According to the announcement, O’Kelley has previously received the Emory Law School’s Distinguished Alumnus Award and the Significant Sig Award from the national Sigma Chi fraternity which recognizes “those alumni members whose achievements in their fields of endeavor have brought honor and prestige to the name of Sigma Chi.” Additionally, O’Kelley has served on the Law Advisory Committee and the Emory Board of Trustees.
 
O’Kelley has hired Emory law students as law clerks who created the Judge William C. O’Kelley Endowed Scholarship Fund in his honor, the announcement said. 
 
Wingate said that O’Kelley had previously received many nominations for the award and described him as “incredibly deserving.”

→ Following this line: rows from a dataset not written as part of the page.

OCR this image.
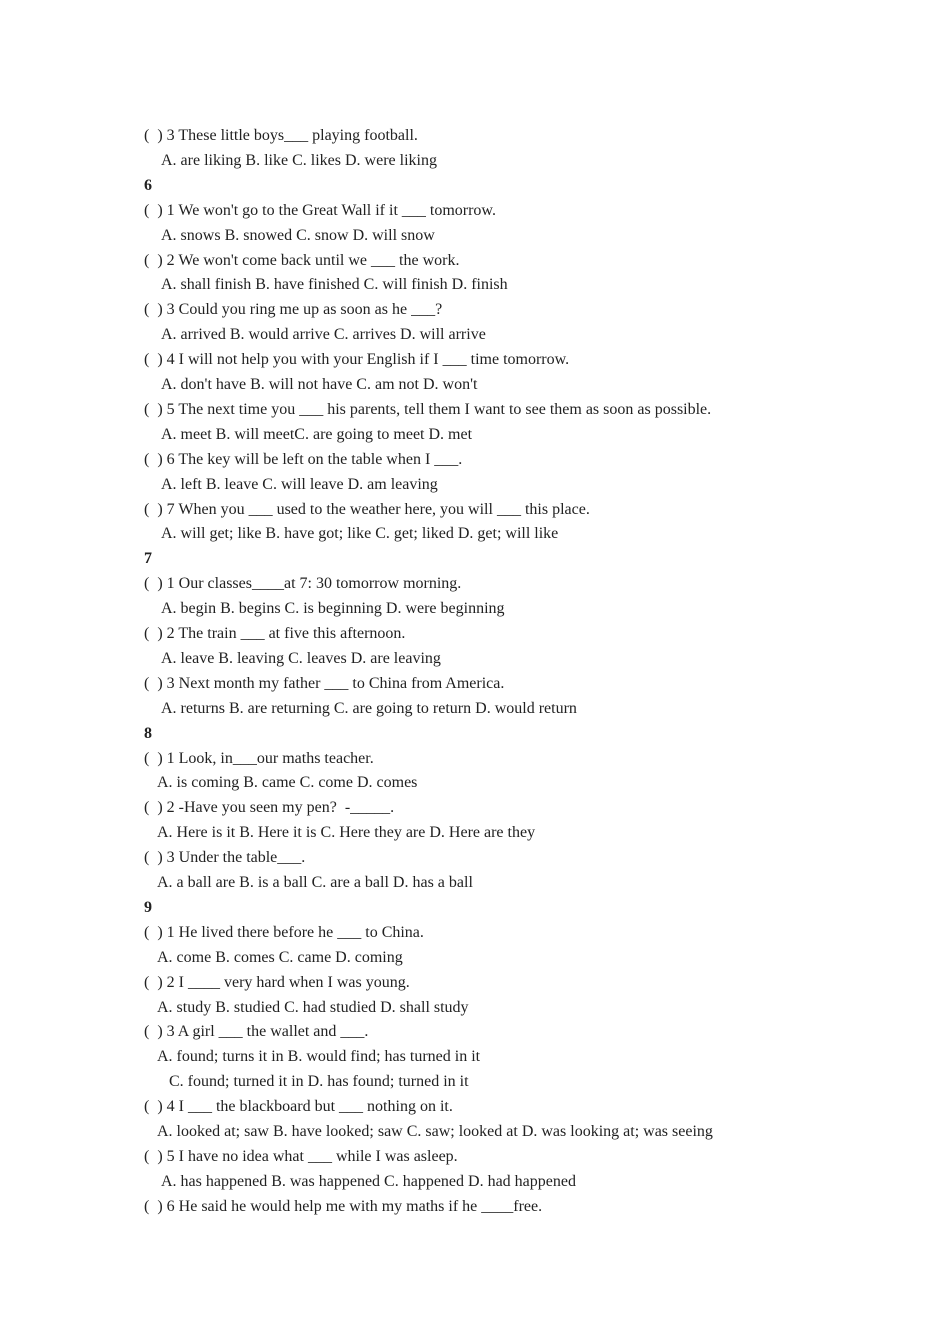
(  ) 3 These little boys___ playing football.
A. are liking B. like C. likes D. were liking
6
(  ) 1 We won't go to the Great Wall if it ___ tomorrow.
A. snows B. snowed C. snow D. will snow
(  ) 2 We won't come back until we ___ the work.
A. shall finish B. have finished C. will finish D. finish
(  ) 3 Could you ring me up as soon as he ___?
A. arrived B. would arrive C. arrives D. will arrive
(  ) 4 I will not help you with your English if I ___ time tomorrow.
A. don't have B. will not have C. am not D. won't
(  ) 5 The next time you ___ his parents, tell them I want to see them as soon as possible.
A. meet B. will meetC. are going to meet D. met
(  ) 6 The key will be left on the table when I ___.
A. left B. leave C. will leave D. am leaving
(  ) 7 When you ___ used to the weather here, you will ___ this place.
A. will get; like B. have got; like C. get; liked D. get; will like
7
(  ) 1 Our classes____at 7: 30 tomorrow morning.
A. begin B. begins C. is beginning D. were beginning
(  ) 2 The train ___ at five this afternoon.
A. leave B. leaving C. leaves D. are leaving
(  ) 3 Next month my father ___ to China from America.
A. returns B. are returning C. are going to return D. would return
8
(  ) 1 Look, in___our maths teacher.
A. is coming B. came C. come D. comes
(  ) 2 -Have you seen my pen?  -_____.
A. Here is it B. Here it is C. Here they are D. Here are they
(  ) 3 Under the table___.
A. a ball are B. is a ball C. are a ball D. has a ball
9
(  ) 1 He lived there before he ___ to China.
A. come B. comes C. came D. coming
(  ) 2 I ____ very hard when I was young.
A. study B. studied C. had studied D. shall study
(  ) 3 A girl ___ the wallet and ___.
A. found; turns it in B. would find; has turned in it
C. found; turned it in D. has found; turned in it
(  ) 4 I ___ the blackboard but ___ nothing on it.
A. looked at; saw B. have looked; saw C. saw; looked at D. was looking at; was seeing
(  ) 5 I have no idea what ___ while I was asleep.
A. has happened B. was happened C. happened D. had happened
(  ) 6 He said he would help me with my maths if he ____free.
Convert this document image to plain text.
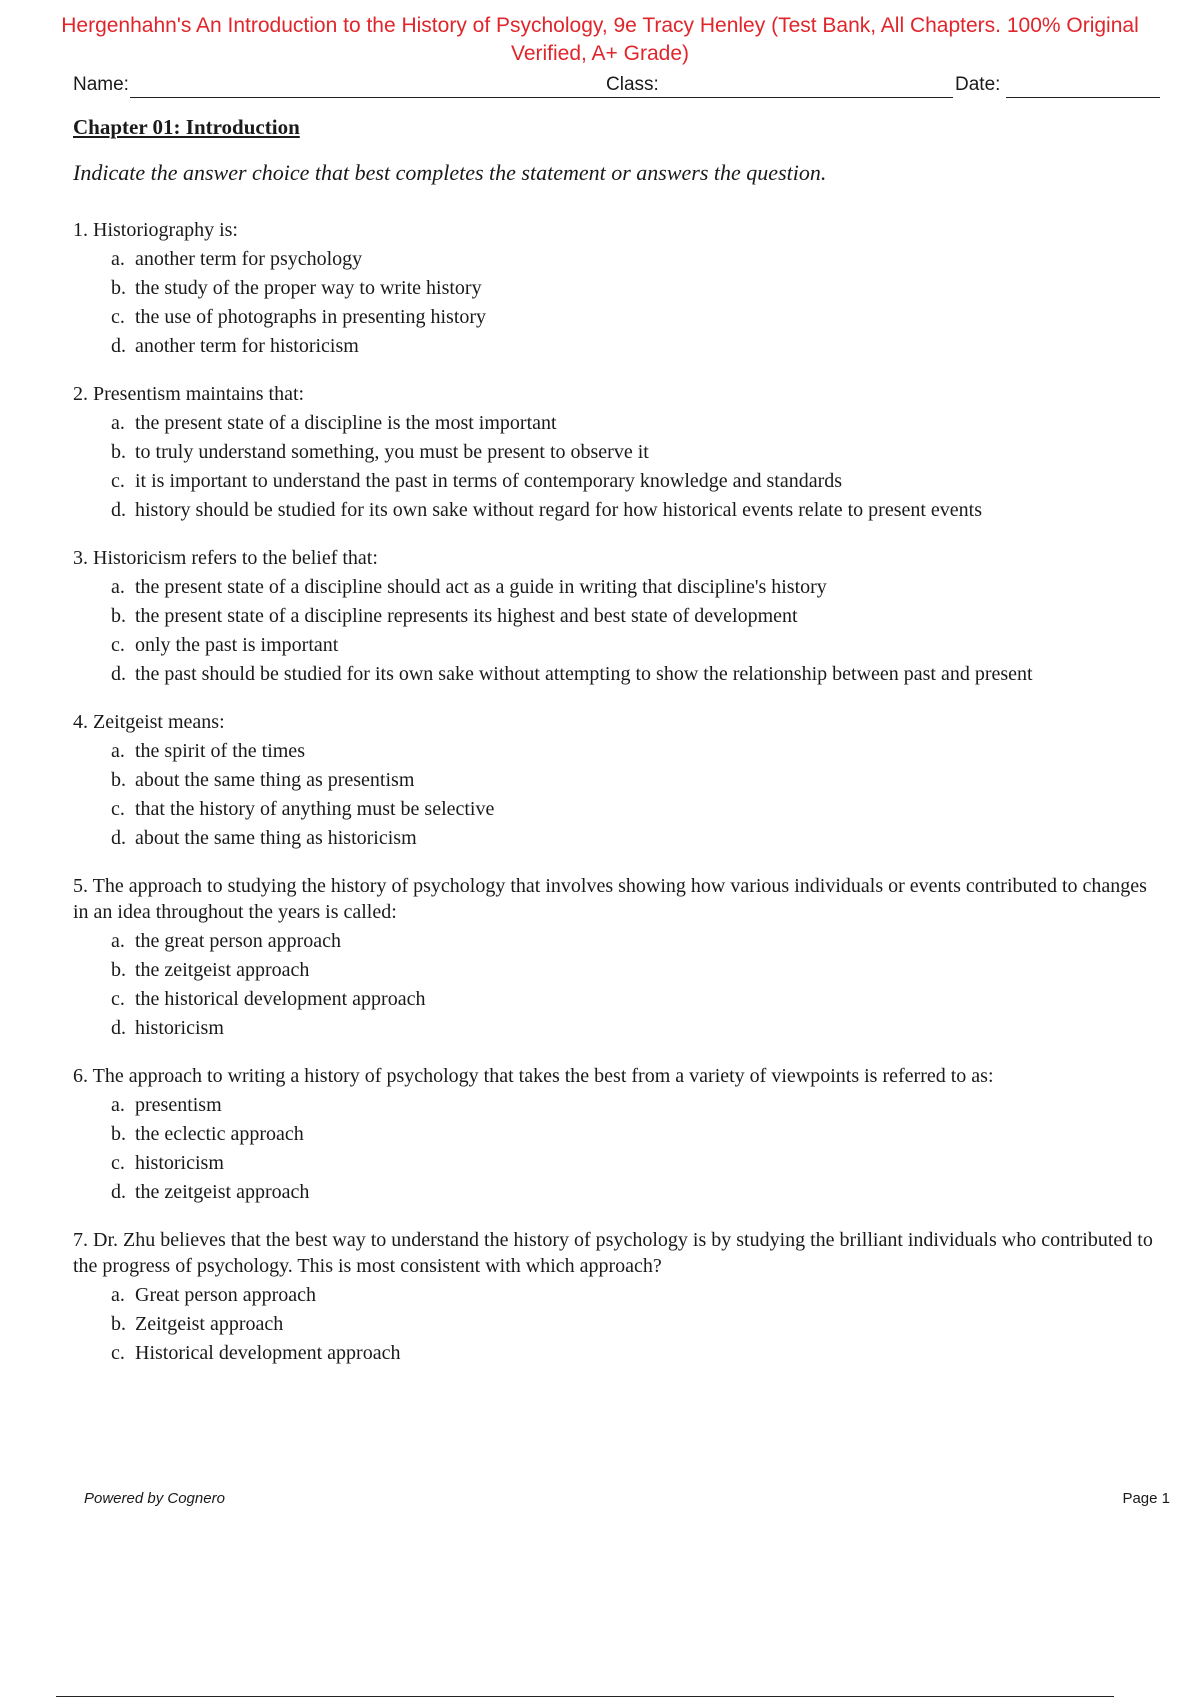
Hergenhahn's An Introduction to the History of Psychology, 9e Tracy Henley (Test Bank, All Chapters. 100% Original
Verified, A+ Grade)
Name:	Class:	Date:
Chapter 01: Introduction
Indicate the answer choice that best completes the statement or answers the question.
1. Historiography is:
a. another term for psychology
b. the study of the proper way to write history
c. the use of photographs in presenting history
d. another term for historicism
2. Presentism maintains that:
a. the present state of a discipline is the most important
b. to truly understand something, you must be present to observe it
c. it is important to understand the past in terms of contemporary knowledge and standards
d. history should be studied for its own sake without regard for how historical events relate to present events
3. Historicism refers to the belief that:
a. the present state of a discipline should act as a guide in writing that discipline's history
b. the present state of a discipline represents its highest and best state of development
c. only the past is important
d. the past should be studied for its own sake without attempting to show the relationship between past and present
4. Zeitgeist means:
a. the spirit of the times
b. about the same thing as presentism
c. that the history of anything must be selective
d. about the same thing as historicism
5. The approach to studying the history of psychology that involves showing how various individuals or events contributed to changes in an idea throughout the years is called:
a. the great person approach
b. the zeitgeist approach
c. the historical development approach
d. historicism
6. The approach to writing a history of psychology that takes the best from a variety of viewpoints is referred to as:
a. presentism
b. the eclectic approach
c. historicism
d. the zeitgeist approach
7. Dr. Zhu believes that the best way to understand the history of psychology is by studying the brilliant individuals who contributed to the progress of psychology. This is most consistent with which approach?
a. Great person approach
b. Zeitgeist approach
c. Historical development approach
Powered by Cognero	Page 1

Stephenson is the executive director of the J. Bulow Campbell Foundation, a private philanthropic foundation that awards grants in education, human services, youth development, arts and cultural institutions and Christian-based charities, according to the announcement.
 
“I was completely taken back and extremely honored to receive the Emory Medal,” Stephenson said. “In my acceptance remarks, I tried to emphasize how important Emory has been to me and to others who gain from the experience of being on campus during one’s formative years and beyond.”
 
The announcement said that before joining the Campbell Foundation in 1985, Stephenson served Emory for 12 years as Assistant to the President, Secretary of the University and Vice President.
 
Stephenson was named one of the 175 Emory Makers of History, an award marking Emory’s 175th anniversary in 2011 and recognizing 175 men and women, mostly alumni, who contributed significantly to the University.
 
As a student, Stephenson was president of the Kappa Alpha fraternity, president of the Emory’s Men’s Glee Club and one of the founding members of Ad Hoc Productions, Emory’s only musical theater student group. He was also a member of Emory’s Senior Society (D.V.S.) and has maintained a relationship with current D.V.S. members and alumni, according to the announcement. 
 
The awards were presented at a well-attended dinner – with approximately 160 guests – held at the Miller-Ward Alumni House, Wingate said.
 
“[The awards dinner] reassured everyone that Emory values its people and continues to enrich the community and the lives of all that pass through its gates as students, faculty, trustees, staff and alumni,” Stephenson said.
 
Wingate said that she felt the Emory Medal not only recognizes the achievements of alumni, but also presents the award recipients as models for current students.
 
“It’s great for students to see what alumni can become and what students can aspire to become,” she said.